Finally, Mouse stood. “Alright, I’m ready.”

The stallion nodded, and crossed the outcropping, before walking through the stone, passing through it like a ghost.

Mouse blinked, before he hesitantly followed. He passed through the illusionary wall, doing his best to hide his surprise, before his eyes locked on the corridor in front of him.

Carved from the living stone, the corridor stood with smooth walls and perfect corners. Flagstones that seemed to be carved into the ground formed five hooves in, marking the inside and the outside in a single, undeniable line.

Yet this was nothing compared to the door.

Carved from black stone, the monolithic door sat flush with the mountain wall. A massive skull, carved from perfect, white marble, stared at him with ruby eyes, and crossed daggers were engraved into the surface beneath the skull.

The pale pony stood before the door, and spoke. “Spirit, answer me.”

The rubies began to glow, throwing the corridor in crimson light, before an ethereal figure formed before them.
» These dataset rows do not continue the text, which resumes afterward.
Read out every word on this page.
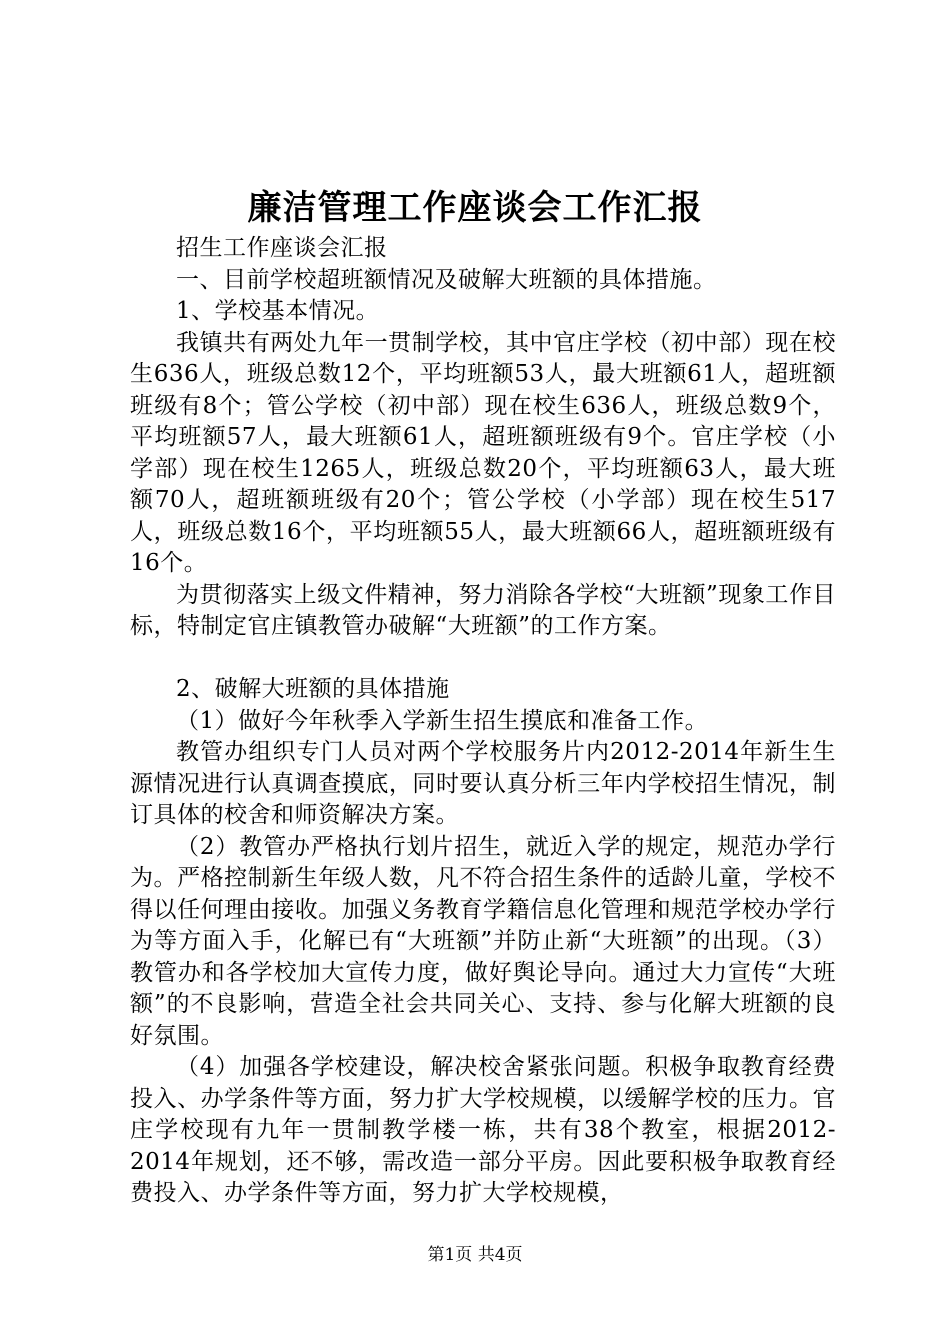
廉洁管理工作座谈会工作汇报

招生工作座谈会汇报

一、目前学校超班额情况及破解大班额的具体措施。

1、学校基本情况。

我镇共有两处九年一贯制学校，其中官庄学校（初中部）现在校生636人，班级总数12个，平均班额53人，最大班额61人，超班额班级有8个；管公学校（初中部）现在校生636人，班级总数9个，平均班额57人，最大班额61人，超班额班级有9个。官庄学校（小学部）现在校生1265人，班级总数20个，平均班额63人，最大班额70人，超班额班级有20个；管公学校（小学部）现在校生517人，班级总数16个，平均班额55人，最大班额66人，超班额班级有16个。

为贯彻落实上级文件精神，努力消除各学校“大班额”现象工作目标，特制定官庄镇教管办破解“大班额”的工作方案。

2、破解大班额的具体措施

（1）做好今年秋季入学新生招生摸底和准备工作。

教管办组织专门人员对两个学校服务片内2012-2014年新生生源情况进行认真调查摸底，同时要认真分析三年内学校招生情况，制订具体的校舍和师资解决方案。

（2）教管办严格执行划片招生，就近入学的规定，规范办学行为。严格控制新生年级人数，凡不符合招生条件的适龄儿童，学校不得以任何理由接收。加强义务教育学籍信息化管理和规范学校办学行为等方面入手，化解已有“大班额”并防止新“大班额”的出现。（3）教管办和各学校加大宣传力度，做好舆论导向。通过大力宣传“大班额”的不良影响，营造全社会共同关心、支持、参与化解大班额的良好氛围。

（4）加强各学校建设，解决校舍紧张问题。积极争取教育经费投入、办学条件等方面，努力扩大学校规模，以缓解学校的压力。官庄学校现有九年一贯制教学楼一栋，共有38个教室，根据2012-2014年规划，还不够，需改造一部分平房。因此要积极争取教育经费投入、办学条件等方面，努力扩大学校规模，

第1页 共4页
An earth pony took shape before them, a young mare who whimpered as she appeared. “Why? You took my life, why must you rouse me from my sleep? Why?”
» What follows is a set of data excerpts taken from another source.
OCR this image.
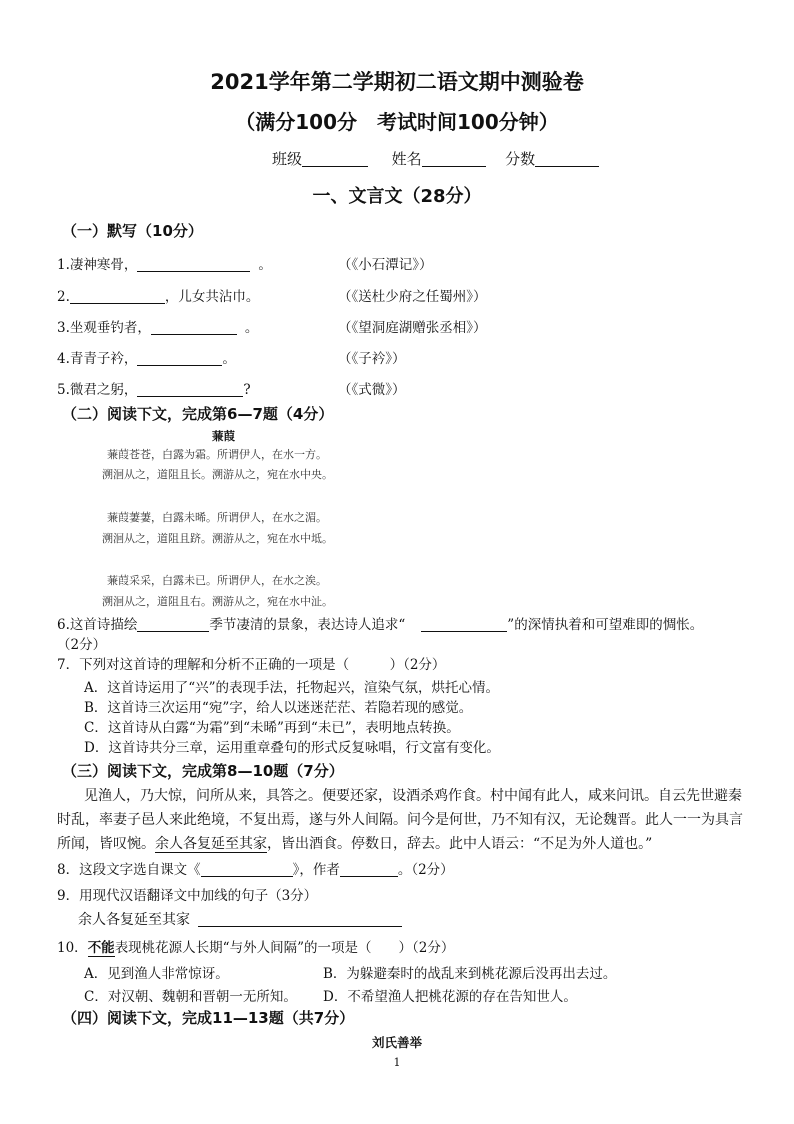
2021学年第二学期初二语文期中测验卷
（满分100分　考试时间100分钟）
班级	姓名	分数
一、文言文（28分）
（一）默写（10分）
1.凄神寒骨，	。	（《小石潭记》）
2.	，儿女共沾巾。	（《送杜少府之任蜀州》）
3.坐观垂钓者，	。	（《望洞庭湖赠张丞相》）
4.青青子衿，	。	（《子衿》）
5.微君之躬，	?	（《式微》）
（二）阅读下文，完成第6—7题（4分）
蒹葭
蒹葭苍苍，白露为霜。所谓伊人，在水一方。
溯洄从之，道阻且长。溯游从之，宛在水中央。
蒹葭萋萋，白露未晞。所谓伊人，在水之湄。
溯洄从之，道阻且跻。溯游从之，宛在水中坻。
蒹葭采采，白露未已。所谓伊人，在水之涘。
溯洄从之，道阻且右。溯游从之，宛在水中沚。
6.这首诗描绘	季节凄清的景象，表达诗人追求“	”的深情执着和可望难即的惆怅。
（2分）
7．下列对这首诗的理解和分析不正确的一项是（　　　）（2分）
A．这首诗运用了“兴”的表现手法，托物起兴，渲染气氛，烘托心情。
B．这首诗三次运用“宛”字，给人以迷迷茫茫、若隐若现的感觉。
C．这首诗从白露“为霜”到“未晞”再到“未已”，表明地点转换。
D．这首诗共分三章，运用重章叠句的形式反复咏唱，行文富有变化。
（三）阅读下文，完成第8—10题（7分）
见渔人，乃大惊，问所从来，具答之。便要还家，设酒杀鸡作食。村中闻有此人，咸来问讯。自云先世避秦
时乱，率妻子邑人来此绝境，不复出焉，遂与外人间隔。问今是何世，乃不知有汉，无论魏晋。此人一一为具言
所闻，皆叹惋。余人各复延至其家，皆出酒食。停数日，辞去。此中人语云：“不足为外人道也。”
8．这段文字选自课文《	》，作者	。（2分）
9．用现代汉语翻译文中加线的句子（3分）
余人各复延至其家
10．不能表现桃花源人长期“与外人间隔”的一项是（　　）（2分）
A．见到渔人非常惊讶。	B．为躲避秦时的战乱来到桃花源后没再出去过。
C．对汉朝、魏朝和晋朝一无所知。 D．不希望渔人把桃花源的存在告知世人。
（四）阅读下文，完成11—13题（共7分）
刘氏善举
1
“Spirit, I wish to enter,” the pale pony ordered.

The spirit groaned in pain, but spoke again. “Every night it takes you. You may try to escape, but will suffer. Then it will last forever. What am I?”

“Sleep,” the stallion answered before the door opened, and the ghost whined as she was kept on the earth ever longer.

“Follow, Mouse, follow or leave her to suffer.”

Mouse balked at the thought, and slid inside, where the door shut behind him.

He was surrounded by darkness, before an unseen mechanism lit a set of gemtorches above him. The room was thrown into harsh light, and harsher shadow as the red, magical light streamed down from above.

“This way, lifetaker,” the pale earth pony said, before he led Mouse deeper down the hall, before taking a sudden left. Blinking at the revealed passage, Mouse followed quickly behind, until they finally came to a large chamber.

They stood on a large balcony that hung ten feet off the bottom of the chamber. Red tapestries hung from the walls, depicting blades, blood, and a strange, creature that Mouse had never seen before.

Five ponies milled about beneath them, but they all quickly noticed their entrance. “Dearest family,” the pale pony said as he stood at the railing, “we have a new member!”

A pegasus from below leapt up, wings spreading to catch the air as he climbed up to the balcony. The navy blue pegasus with a deep blue mane, and a keyhole over crossed daggers on his flank glared at Mouse. The pegasus circled him once before speaking. “So why did you bring him, Oracle? What has he done?”

“It’s not what he has done, but what he will do,” the pale pony said with a smile.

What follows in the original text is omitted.